太陽系の惑星のうち最も外側にある天王星と海王星は、水を主な成分としており、そこに炭素や窒素を含む分子(メタンやアンモニア)が少し混じっていると考えられています。これらの惑星は、地球の数十倍の強さの磁場をつくる源を内部に持っていますが、その発生のメカニズムは大きな謎でした。岡山大学惑星物質研究所の奥地拓生准教授、大阪大学大学院工学研究科の尾崎典雅准教授らの研究グループは、仏日を代表する二つの高強度レーザー施設を相補的に使って、この謎を解くための実験を行いました。実験では、水を主成分として、炭素や窒素を含む三種類の液体を混合した試料を、レーザーを使って強く圧縮しました。この手法で300万気圧に達する惑星内部の圧力をうまく発生できるのですが、それはナノ秒という短い時間しか維持されません。独自の計測技術により、液体試料の性質をこの短時間のうちに計測したところ、それらは光を反射する金属の状態になっていました。また、炭素を含む場合に反射率は顕著に上昇しました。
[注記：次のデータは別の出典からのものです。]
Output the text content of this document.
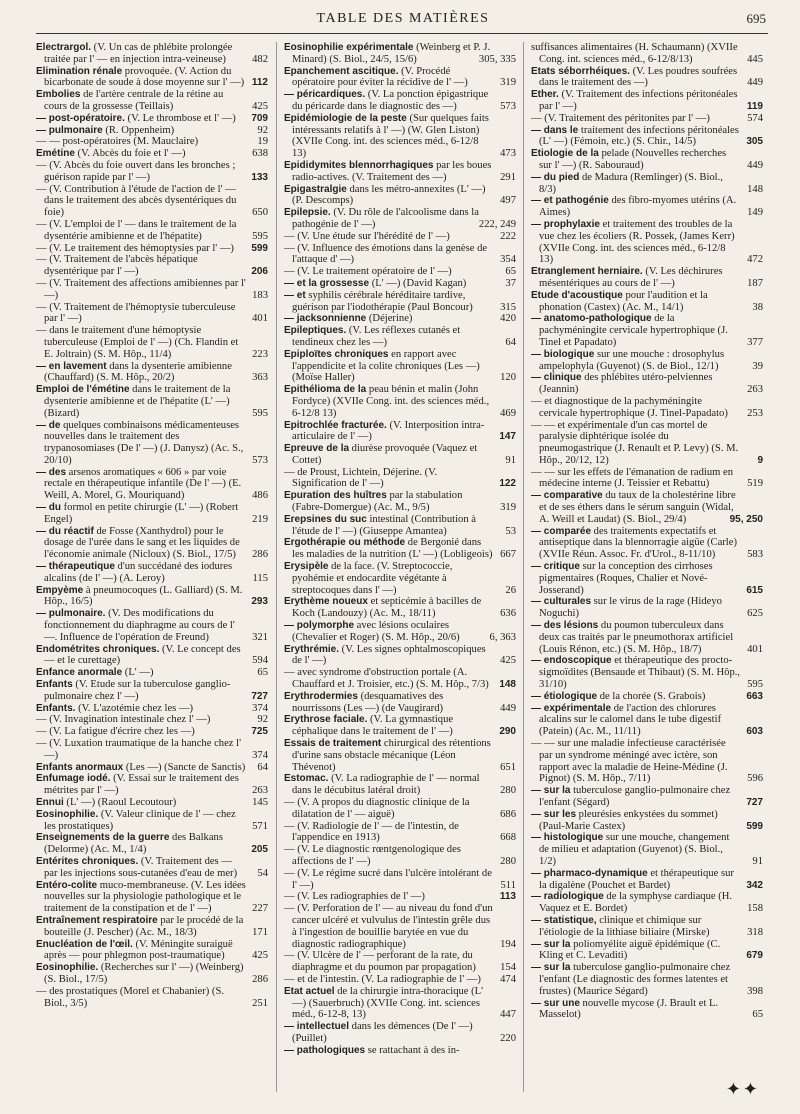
TABLE DES MATIÈRES	695
Electrargol. (V. Un cas de phlébite prolongée traitée par l' — en injection intra-veineuse)	482
Elimination rénale provoquée. (V. Action du bicarbonate de soude à dose moyenne sur l' —) 112
Embolies de l'artère centrale de la rétine au cours de la grossesse (Teillais)	425
— post-opératoire. (V. Le thrombose et l' —)	709
— pulmonaire (R. Oppenheim)	92
— — post-opératoires (M. Mauclaire)	19
Emétine (V. Abcès du foie et l' —)	638
— (V. Abcès du foie ouvert dans les bronches ; guérison rapide par l' —)	133
— (V. Contribution à l'étude de l'action de l' — dans le traitement des abcès dysentériques du foie)	650
— (V. L'emploi de l' — dans le traitement de la dysentérie amibienne et de l'hépatite)	595
— (V. Le traitement des hémoptysies par l' —)	599
— (V. Traitement de l'abcès hépatique dysentérique par l' —)	206
— (V. Traitement des affections amibiennes par l' —)	183
— (V. Traitement de l'hémoptysie tuberculeuse par l' —)	401
— dans le traitement d'une hémoptysie tuberculeuse (Emploi de l' —) (Ch. Flandin et E. Joltrain) (S. M. Hôp., 11/4)	223
— en lavement dans la dysenterie amibienne (Chauffard) (S. M. Hôp., 20/2)	363
Emploi de l'émétine dans le traitement de la dysenterie amibienne et de l'hépatite (L' —) (Bizard)	595
— de quelques combinaisons médicamenteuses nouvelles dans le traitement des trypanosomiases (De l' —) (J. Danysz) (Ac. S., 20/10)	573
— des arsenos aromatiques « 606 » par voie rectale en thérapeutique infantile (De l' —) (E. Weill, A. Morel, G. Mouriquand)	486
— du formol en petite chirurgie (L' —) (Robert Engel)	219
— du réactif de Fosse (Xanthydrol) pour le dosage de l'urée dans le sang et les liquides de l'économie animale (Nicloux) (S. Biol., 17/5)	286
— thérapeutique d'un succédané des iodures alcalins (de l' —) (A. Leroy)	115
Empyème à pneumocoques (L. Galliard) (S. M. Hôp., 16/5)	293
— pulmonaire. (V. Des modifications du fonctionnement du diaphragme au cours de l' —. Influence de l'opération de Freund)	321
Endométrites chroniques. (V. Le concept des — et le curettage)	594
Enfance anormale (L' —)	65
Enfants (V. Etude sur la tuberculose ganglio-pulmonaire chez l' —)	727
Enfants. (V. L'azotémie chez les —)	374
— (V. Invagination intestinale chez l' —)	92
— (V. La fatigue d'écrire chez les —)	725
— (V. Luxation traumatique de la hanche chez l' —)	374
Enfants anormaux (Les —) (Sancte de Sanctis)	64
Enfumage iodé. (V. Essai sur le traitement des métrites par l' —)	263
Ennui (L' —) (Raoul Lecoutour)	145
Eosinophilie. (V. Valeur clinique de l' — chez les prostatiques)	571
Enseignements de la guerre des Balkans (Delorme) (Ac. M., 1/4)	205
Entérites chroniques. (V. Traitement des — par les injections sous-cutanées d'eau de mer)	54
Entéro-colite muco-membraneuse. (V. Les idées nouvelles sur la physiologie pathologique et le traitement de la constipation et de l' —)	227
Entraînement respiratoire par le procédé de la bouteille (J. Pescher) (Ac. M., 18/3)	171
Enucléation de l'œil. (V. Méningite suraiguë après — pour phlegmon post-traumatique)	425
Eosinophilie. (Recherches sur l' —) (Weinberg) (S. Biol., 17/5)	286
— des prostatiques (Morel et Chabanier) (S. Biol., 3/5)	251
Eosinophilie expérimentale (Weinberg et P. J. Minard) (S. Biol., 24/5, 15/6)	305, 335
Epanchement ascitique. (V. Procédé opératoire pour éviter la récidive de l' —)	319
— péricardiques. (V. La ponction épigastrique du péricarde dans le diagnostic des —)	573
Epidémiologie de la peste (Sur quelques faits intéressants relatifs à l' —) (W. Glen Liston) (XVIIe Cong. int. des sciences méd., 6-12/8 13)	473
Epididymites blennorrhagiques par les boues radio-actives. (V. Traitement des —)	291
Epigastralgie dans les métro-annexites (L' —) (P. Descomps)	497
Epilepsie. (V. Du rôle de l'alcoolisme dans la pathogénie de l' —)	222, 249
— (V. Une étude sur l'hérédité de l' —)	222
— (V. Influence des émotions dans la genèse de l'attaque d' —)	354
— (V. Le traitement opératoire de l' —)	65
— et la grossesse (L' —) (David Kagan)	37
— et syphilis cérébrale héréditaire tardive, guérison par l'iodothérapie (Paul Boncour)	315
— jacksonnienne (Déjerine)	420
Epileptiques. (V. Les réflexes cutanés et tendineux chez les —)	64
Epiploïtes chroniques en rapport avec l'appendicite et la colite chroniques (Les —) (Moïse Haller)	120
Epithélioma de la peau bénin et malin (John Fordyce) (XVIIe Cong. int. des sciences méd., 6-12/8 13)	469
Epitrochlée fracturée. (V. Interposition intra-articulaire de l' —)	147
Epreuve de la diurèse provoquée (Vaquez et Cottet)	91
— de Proust, Lichtein, Déjerine. (V. Signification de l' —)	122
Epuration des huîtres par la stabulation (Fabre-Domergue) (Ac. M., 9/5)	319
Erepsines du suc intestinal (Contribution à l'étude de l' —) (Giuseppe Amantea)	53
Ergothérapie ou méthode de Bergonié dans les maladies de la nutrition (L' —) (Lobligeois) 667
Erysipèle de la face. (V. Streptococcie, pyohémie et endocardite végétante à streptocoques dans l' —)	26
Erythème noueux et septicémie à bacilles de Koch (Landouzy) (Ac. M., 18/11)	636
— polymorphe avec lésions oculaires (Chevalier et Roger) (S. M. Hôp., 20/6)	6, 363
Erythrémie. (V. Les signes ophtalmoscopiques de l' —)	425
— avec syndrome d'obstruction portale (A. Chauffard et J. Troisier, etc.) (S. M. Hôp., 7/3)	148
Erythrodermies (desquamatives des nourrissons (Les —) (de Vaugirard)	449
Erythrose faciale. (V. La gymnastique céphalique dans le traitement de l' —)	290
Essais de traitement chirurgical des rétentions d'urine sans obstacle mécanique (Léon Thévenot)	651
Estomac. (V. La radiographie de l' — normal dans le décubitus latéral droit)	280
— (V. A propos du diagnostic clinique de la dilatation de l' — aiguë)	686
— (V. Radiologie de l' — de l'intestin, de l'appendice en 1913)	668
— (V. Le diagnostic rœntgenologique des affections de l' —)	280
— (V. Le régime sucré dans l'ulcère intolérant de l' —)	511
— (V. Les radiographies de l' —)	113
— (V. Perforation de l' — au niveau du fond d'un cancer ulcéré et vulvulus de l'intestin grêle dus à l'ingestion de bouillie barytée en vue du diagnostic radiographique)	194
— (V. Ulcère de l' — perforant de la rate, du diaphragme et du poumon par propagation)	154
— et de l'intestin. (V. La radiographie de l' —)	474
Etat actuel de la chirurgie intra-thoracique (L' —) (Sauerbruch) (XVIIe Cong. int. sciences méd., 6-12-8, 13)	447
— intellectuel dans les démences (De l' —) (Puillet)	220
— pathologiques se rattachant à des in-
suffisances alimentaires (H. Schaumann) (XVIIe Cong. int. sciences méd., 6-12/8/13)	445
Etats séborrhéiques. (V. Les poudres soufrées dans le traitement des —)	449
Ether. (V. Traitement des infections péritonéales par l' —)	119
— (V. Traitement des péritonites par l' —)	574
— dans le traitement des infections péritonéales (L' —) (Fémoin, etc.) (S. Chir., 14/5)	305
Etiologie de la pelade (Nouvelles recherches sur l' —) (R. Sabouraud)	449
— du pied de Madura (Remlinger) (S. Biol., 8/3)	148
— et pathogénie des fibro-myomes utérins (A. Aimes)	149
— prophylaxie et traitement des troubles de la vue chez les écoliers (R. Possek, (James Kerr) (XVIIe Cong. int. des sciences méd., 6-12/8 13)	472
Etranglement herniaire. (V. Les déchirures mésentériques au cours de l' —)	187
Etude d'acoustique pour l'audition et la phonation (Castex) (Ac. M., 14/1)	38
— anatomo-pathologique de la pachyméningite cervicale hypertrophique (J. Tinel et Papadato)	377
— biologique sur une mouche : drosophylus ampelophyla (Guyenot) (S. de Biol., 12/1)	39
— clinique des phlébites utéro-pelviennes (Jeannin)	263
— et diagnostique de la pachyméningite cervicale hypertrophique (J. Tinel-Papadato)	253
— — et expérimentale d'un cas mortel de paralysie diphtérique isolée du pneumogastrique (J. Renault et P. Levy) (S. M. Hôp., 20/12, 12)	9
— — sur les effets de l'émanation de radium en médecine interne (J. Teissier et Rebattu)	519
— comparative du taux de la cholestérine libre et de ses éthers dans le sérum sanguin (Widal, A. Weill et Laudat) (S. Biol., 29/4)	95, 250
— comparée des traitements expectatifs et antiseptique dans la blennorragie aigüe (Carle) (XVIIe Réun. Assoc. Fr. d'Urol., 8-11/10)	583
— critique sur la conception des cirrhoses pigmentaires (Roques, Chalier et Nové-Josserand)	615
— culturales sur le virus de la rage (Hideyo Noguchi)	625
— des lésions du poumon tuberculeux dans deux cas traités par le pneumothorax artificiel (Louis Rénon, etc.) (S. M. Hôp., 18/7)	401
— endoscopique et thérapeutique des procto-sigmoïdites (Bensaude et Thibaut) (S. M. Hôp., 31/10)	595
— étiologique de la chorée (S. Grabois)	663
— expérimentale de l'action des chlorures alcalins sur le calomel dans le tube digestif (Patein) (Ac. M., 11/11)	603
— — sur une maladie infectieuse caractérisée par un syndrome méningé avec ictère, son rapport avec la maladie de Heine-Médine (J. Pignot) (S. M. Hôp., 7/11)	596
— sur la tuberculose ganglio-pulmonaire chez l'enfant (Ségard)	727
— sur les pleurésies enkystées du sommet) (Paul-Marie Castex)	599
— histologique sur une mouche, changement de milieu et adaptation (Guyenot) (S. Biol., 1/2)	91
— pharmaco-dynamique et thérapeutique sur la digalène (Pouchet et Bardet)	342
— radiologique de la symphyse cardiaque (H. Vaquez et E. Bordet)	158
— statistique, clinique et chimique sur l'étiologie de la lithiase biliaire (Mirske)	318
— sur la poliomyélite aiguë épidémique (C. Kling et C. Levaditi)	679
— sur la tuberculose ganglio-pulmonaire chez l'enfant (Le diagnostic des formes latentes et frustes) (Maurice Ségard)	398
— sur une nouvelle mycose (J. Brault et L. Masselot)	65
✦✦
この結果から、惑星内部にある磁場の源が“金属の水”に流れる電流であり、そこに含まれるメタンが分解して生成した炭素イオンが水の性質に影響を与えていることがわかりました。
本研究成果は7月12日英国時間午前10時(日本時間12日午後6時)に、英国の学術誌「Scientific Reports」のOnline Publication として掲載されます。